Normale. Quando ci si accosta ai Brewdog e alle loro birre non si sa mai cosa aspettarsi, se l’innovazione per il gusto dell’innovazione o una più o meno sana “normalità”: si tende a temere sempre il “peggio”, sperando però nel buono, se non nell’ottimo. Nel caso della loro Alice Porter ci si può davvero accontentare: una birra che non sarà la perfezione assoluta, ma mica tanto scarsa è. Una birra nata quasi per caso, per festeggiare il matrimonio del titolare del pub North Bar di Leeds, Matt Gorecki, che ha creato anche la ricetta insieme ad alcuni amici e le ha dato il nome della moglie, Alice. Una birra che da one shot è diventata normal shot, dopo averne testato il gradimento nel pub dei Brewdog ad Aberdeen: la produrranno stagionalmente, per i mesi di gennaio, febbraio e marzo, con malti scuri e luppoli dalla doppia provenienza, inglese (Bramling X) e giapponese (Sorachi Ace), per un risultato finale di 6,2% vol. alc.  Una ottima baltic porter dalla sorprendentemente piacevole beverinità: accanto alle classiche note di cacao, caffè e tostatura, rintracciabili si al naso che al palato, una bella vena balsamica e frescheggiante ripulisce ad ondate la beva, aiutata da una snellezza e leggerezza intrinseche,  le altre caratteristica piacevolmente soprendenti. Davvero molto ben fatto il “giochino” che parte dalla classica (per questo stile) morbidezza iniziale e finisce nella guizzante freschezza resinosa, che solo nel finale lascia il posto ad una nuova riproposizione delle note tostate e di liquirizia già avvertite nell’attacco iniziale. Una bella birra, un bel connubio fra classicità e modernità. Un bel colpo, per quelli di Brewdog.

Imperiale. Ci è venuta così bene quella “normale”, proviamo a farla “imperiale”. Così si saranno (forse) detti quelli di Brewdog quando hanno pensato ad una nuova birra da fare in occasione di una visita prestigiosa in casa loro.

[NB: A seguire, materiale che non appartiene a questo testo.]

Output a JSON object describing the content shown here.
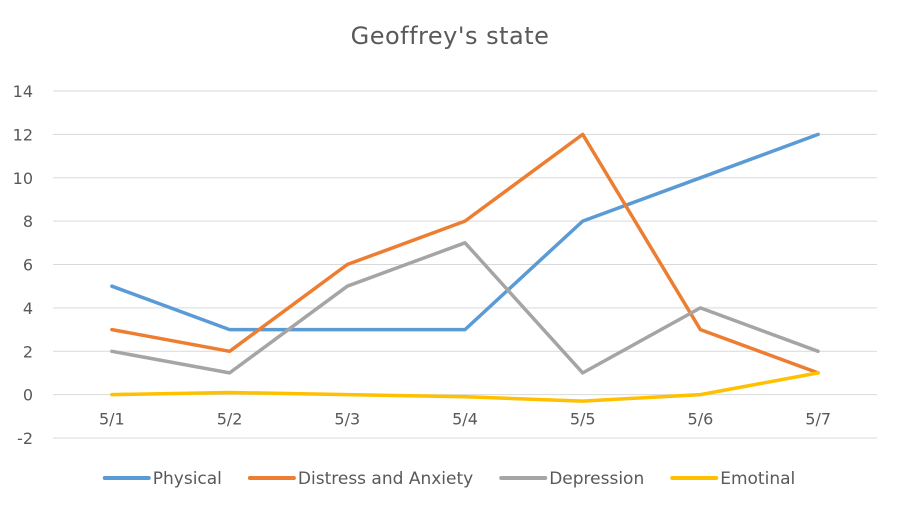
{
  "chart_data": {
    "type": "line",
    "title": "Geoffrey's state",
    "categories": [
      "5/1",
      "5/2",
      "5/3",
      "5/4",
      "5/5",
      "5/6",
      "5/7"
    ],
    "series": [
      {
        "name": "Physical",
        "color": "#5B9BD5",
        "values": [
          5,
          3,
          3,
          3,
          8,
          10,
          12
        ]
      },
      {
        "name": "Distress and Anxiety",
        "color": "#ED7D31",
        "values": [
          3,
          2,
          6,
          8,
          12,
          3,
          1
        ]
      },
      {
        "name": "Depression",
        "color": "#A5A5A5",
        "values": [
          2,
          1,
          5,
          7,
          1,
          4,
          2
        ]
      },
      {
        "name": "Emotinal",
        "color": "#FFC000",
        "values": [
          0,
          0.1,
          0,
          -0.1,
          -0.3,
          0,
          1
        ]
      }
    ],
    "ylim": [
      -2,
      14
    ],
    "yticks": [
      "-2",
      "0",
      "2",
      "4",
      "6",
      "8",
      "10",
      "12",
      "14"
    ],
    "grid": true,
    "legend": "bottom",
    "gridline_color": "#D9D9D9"
  }
}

Tomme Arthur di Port Brewing/Lost Abbey capita, infatti, a Fraserburgh nel marzo dello scorso anno, assieme ad un paio di suoi collaboratori, e subito scatta la fatidica domanda, da parte di quelli di Brewdog: facciamo una birra assieme? Detto, fatto: mettono su l’idea di una imperial porter (obiettivo dichiarato almeno 10% abv finale), utilizzando 7 tipi di malti diversi e un solo luppolo (First Gold), con un IBU finale relativamente basso (35). Vista l’ “ossessione” di Tomme per l’invecchiamento in botte, decidono di metter il risultato finale in botti di rovere; per trovare quelle “giuste” si fanno tutti un viaggetto alla Speyside Cooperage, dove “accattano” alcune botti nelle quali era stato invecchiato del rum. Tornano a Fraserburgh e mettono la birra  in queste botti, dove resterà a maturare per circa un anno. Il risultato finale è questa Lost Dog da 11,5% abv., dalla confezione sfiziosa (ogni bottiglia da 0,33 è racchiusa in una elegante scatola di cartone) e dalla bellissima livrea color caramello scuro. E’ il perfezionamento della specie, la sontuosià di un progetto e di un risultato raggiunta senza mai tirare in ballo la megalomania o la ricerca ossessiva del “fico di vetta”. Calda e avvolgente fin dall’aroma, che si porta tanto etilico in dote, con l’imprinting datole dalle botti di rum subito in pole position. Un dolce mai stucchevole di malto, un calore soffuso e una tostatura così equilibrata e delicata da non occupare mai troppo l’orizzonte gustativo. In bocca non è mai viscosa, è equilibratamente rotonda e consistente quanto basta, con molte note che ricordano il cioccolato, la frutta rossa sotto spirito, e una leggera vena amaricante, regalatale da un uso quasi omeopatico di luppolo. Decisamente lungo e rilassante il finale, che ti avvolge nelle sue spire calde, armoniche ed alcoliche. Davvero sontuosa.